“Why on earth do we ever leave this place no matter how fair the place may be, and then the next place, and the one after that, all our lives long, and I suspect beyond our lives here, because the voyage feels as though it reaches beyond the stars? Of course we never really know. To live is to leave, that is all. “
Excerpted from Frederick Buechner, The Magnificent Defeat (HarperSanFrancisco, 1985), pp 119-123
We are all pilgrims acting on a universal desire to progress or return to one space and the next. The alternations of an ever-changing wind mirror our desires to be ‘wherever the wind blows’.
In Odysseus’ journey, the bag of wind bestowed upon him by Aeolus would contain the wind necessary for him to sail home. Like a sailboat moving in harmony and alignment towards its destination, this project aims to endow the visitor with a symbolic bag of winds, acknowledging whenever the wind blows in the direction of his/her destination.
A symbolic “bag of winds”, every visitor to the exhibition space receives a bag with a printed image of Athanasius Kircher’s wind driven musical instrument, inside containing a small compass that would help him/her turn in the direction of the ensuing wind. Considered to be the father of aeolian instrumentation, Jesuit priest Athanasius Kircher (1602-1680) was a polymath whose many innovations and drawings set the academic and technological imagination for current inventions in sound and visual media.

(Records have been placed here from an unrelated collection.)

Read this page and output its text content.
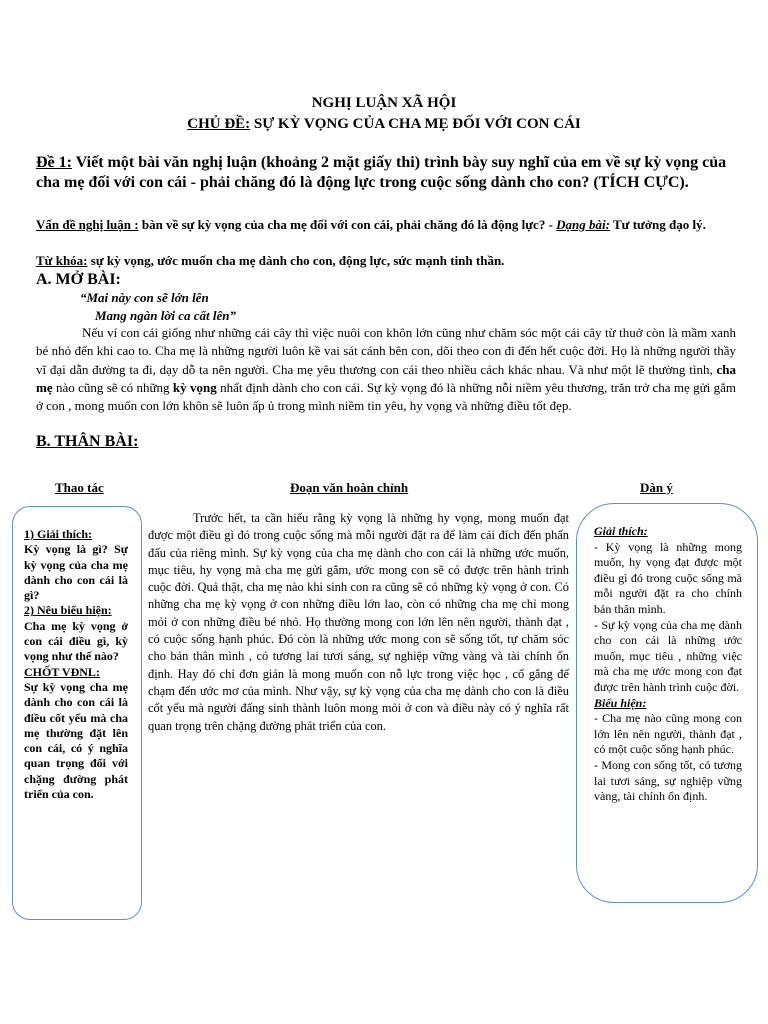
NGHỊ LUẬN XÃ HỘI
CHỦ ĐỀ: SỰ KỲ VỌNG CỦA CHA MẸ ĐỐI VỚI CON CÁI
Đề 1: Viết một bài văn nghị luận (khoảng 2 mặt giấy thi) trình bày suy nghĩ của em về sự kỳ vọng của cha mẹ đối với con cái - phải chăng đó là động lực trong cuộc sống dành cho con? (TÍCH CỰC).
Vấn đề nghị luận : bàn về sự kỳ vọng của cha mẹ đối với con cái, phải chăng đó là động lực? - Dạng bài: Tư tưởng đạo lý.
Từ khóa: sự kỳ vọng, ước muốn cha mẹ dành cho con, động lực, sức mạnh tinh thần.
A. MỞ BÀI:
“Mai này con sẽ lớn lên
Mang ngàn lời ca cất lên”
Nếu ví con cái giống như những cái cây thì việc nuôi con khôn lớn cũng như chăm sóc một cái cây từ thuở còn là mầm xanh bé nhỏ đến khi cao to. Cha mẹ là những người luôn kề vai sát cánh bên con, dõi theo con đi đến hết cuộc đời. Họ là những người thầy vĩ đại dẫn đường ta đi, dạy dỗ ta nên người. Cha mẹ yêu thương con cái theo nhiều cách khác nhau. Và như một lẽ thường tình, cha mẹ nào cũng sẽ có những kỳ vọng nhất định dành cho con cái. Sự kỳ vọng đó là những nỗi niềm yêu thương, trăn trở cha mẹ gửi gắm ở con , mong muốn con lớn khôn sẽ luôn ấp ủ trong mình niềm tin yêu, hy vọng và những điều tốt đẹp.
B. THÂN BÀI:
Thao tác	Đoạn văn hoàn chỉnh	Dàn ý
1) Giải thích:
Kỳ vọng là gì? Sự kỳ vọng của cha mẹ dành cho con cái là gì?
2) Nêu biểu hiện:
Cha mẹ kỳ vọng ở con cái điều gì, kỳ vọng như thế nào?
CHỐT VĐNL:
Sự kỳ vọng cha mẹ dành cho con cái là điều cốt yếu mà cha mẹ thường đặt lên con cái, có ý nghĩa quan trọng đối với chặng đường phát triển của con.
Trước hết, ta cần hiểu rằng kỳ vọng là những hy vọng, mong muốn đạt được một điều gì đó trong cuộc sống mà mỗi người đặt ra để làm cái đích đến phấn đấu của riêng mình. Sự kỳ vọng của cha mẹ dành cho con cái là những ước muốn, mục tiêu, hy vọng mà cha mẹ gửi gắm, ước mong con sẽ có được trên hành trình cuộc đời. Quả thật, cha mẹ nào khi sinh con ra cũng sẽ có những kỳ vọng ở con. Có những cha mẹ kỳ vọng ở con những điều lớn lao, còn có những cha mẹ chỉ mong mỏi ở con những điều bé nhỏ. Họ thường mong con lớn lên nên người, thành đạt , có cuộc sống hạnh phúc. Đó còn là những ước mong con sẽ sống tốt, tự chăm sóc cho bản thân mình , có tương lai tươi sáng, sự nghiệp vững vàng và tài chính ổn định. Hay đó chỉ đơn giản là mong muốn con nỗ lực trong việc học , cố gắng để chạm đến ước mơ của mình. Như vậy, sự kỳ vọng của cha mẹ dành cho con là điều cốt yếu mà người đấng sinh thành luôn mong mỏi ở con và điều này có ý nghĩa rất quan trọng trên chặng đường phát triển của con.
Giải thích:
- Kỳ vọng là những mong muốn, hy vọng đạt được một điều gì đó trong cuộc sống mà mỗi người đặt ra cho chính bản thân mình.
- Sự kỳ vọng của cha mẹ dành cho con cái là những ước muốn, mục tiêu , những việc mà cha mẹ ước mong con đạt được trên hành trình cuộc đời.
Biểu hiện:
- Cha mẹ nào cũng mong con lớn lên nên người, thành đạt , có một cuộc sống hạnh phúc.
- Mong con sống tốt, có tương lai tươi sáng, sự nghiệp vững vàng, tài chính ổn định.
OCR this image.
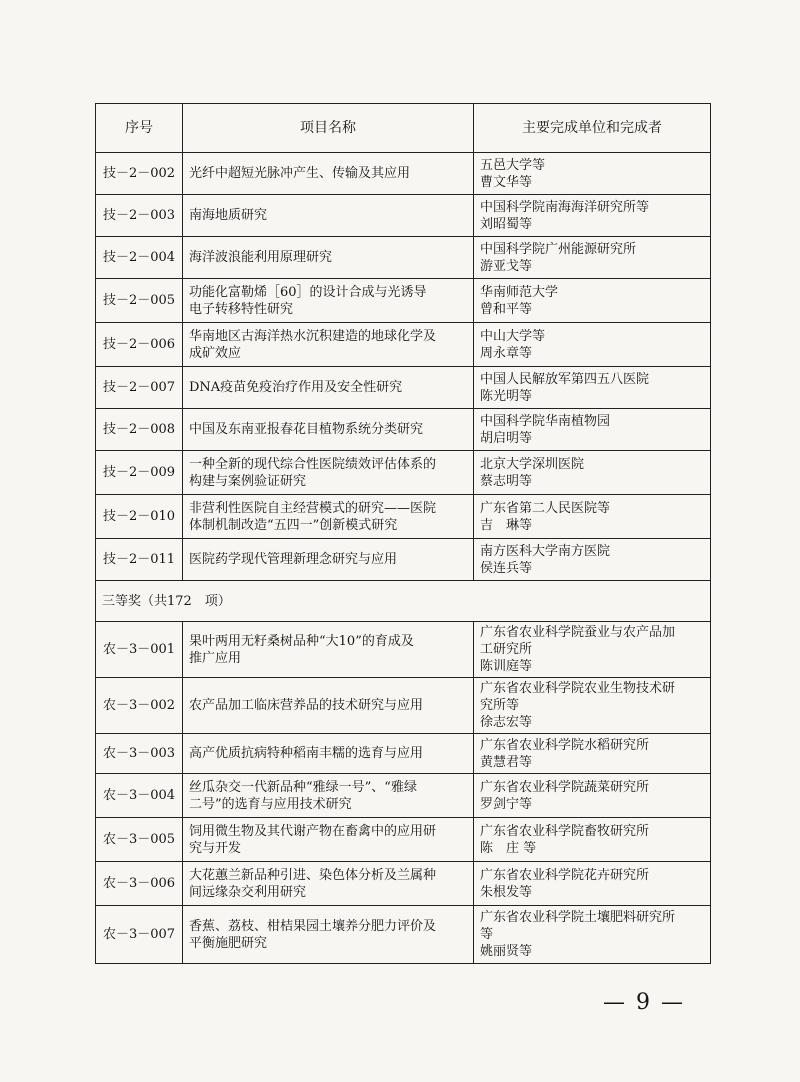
序号	项目名称	主要完成单位和完成者
技－2－002	光纤中超短光脉冲产生、传输及其应用	五邑大学等
曹文华等

技－2－003	南海地质研究	中国科学院南海海洋研究所等
刘昭蜀等

技－2－004	海洋波浪能利用原理研究	中国科学院广州能源研究所
游亚戈等

技－2－005	功能化富勒烯［60］的设计合成与光诱导
电子转移特性研究	华南师范大学
曾和平等

技－2－006	华南地区古海洋热水沉积建造的地球化学及
成矿效应	中山大学等
周永章等

技－2－007	DNA疫苗免疫治疗作用及安全性研究	中国人民解放军第四五八医院
陈光明等

技－2－008	中国及东南亚报春花目植物系统分类研究	中国科学院华南植物园
胡启明等

技－2－009	一种全新的现代综合性医院绩效评估体系的
构建与案例验证研究	北京大学深圳医院
蔡志明等

技－2－010	非营利性医院自主经营模式的研究——医院
体制机制改造“五四一”创新模式研究	广东省第二人民医院等
吉　琳等

技－2－011	医院药学现代管理新理念研究与应用	南方医科大学南方医院
侯连兵等

三等奖（共172　项）		
农－3－001	果叶两用无籽桑树品种“大10”的育成及
推广应用	广东省农业科学院蚕业与农产品加
工研究所
陈训庭等

农－3－002	农产品加工临床营养品的技术研究与应用	广东省农业科学院农业生物技术研
究所等
徐志宏等

农－3－003	高产优质抗病特种稻南丰糯的选育与应用	广东省农业科学院水稻研究所
黄慧君等

农－3－004	丝瓜杂交一代新品种“雅绿一号”、“雅绿
二号”的选育与应用技术研究	广东省农业科学院蔬菜研究所
罗剑宁等

农－3－005	饲用微生物及其代谢产物在畜禽中的应用研
究与开发	广东省农业科学院畜牧研究所
陈　庄 等

农－3－006	大花蕙兰新品种引进、染色体分析及兰属种
间远缘杂交利用研究	广东省农业科学院花卉研究所
朱根发等

农－3－007	香蕉、荔枝、柑桔果园土壤养分肥力评价及
平衡施肥研究	广东省农业科学院土壤肥料研究所
等
姚丽贤等
— 9 —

SYSTEM: [When the visitor enters the gallery, he is asked to enter a destination address on a computer. The system searches for its geographical coordinates and adds this to a database that is then visualized on a world map in real time. Real time wind data is sonified into a 6 channel soundscape at the gallery’s location. For a month after the project, wind directional data is harvested and every time the wind blows in the direction of the visitor’s chosen direction, the system sends him/her an SMS notification.]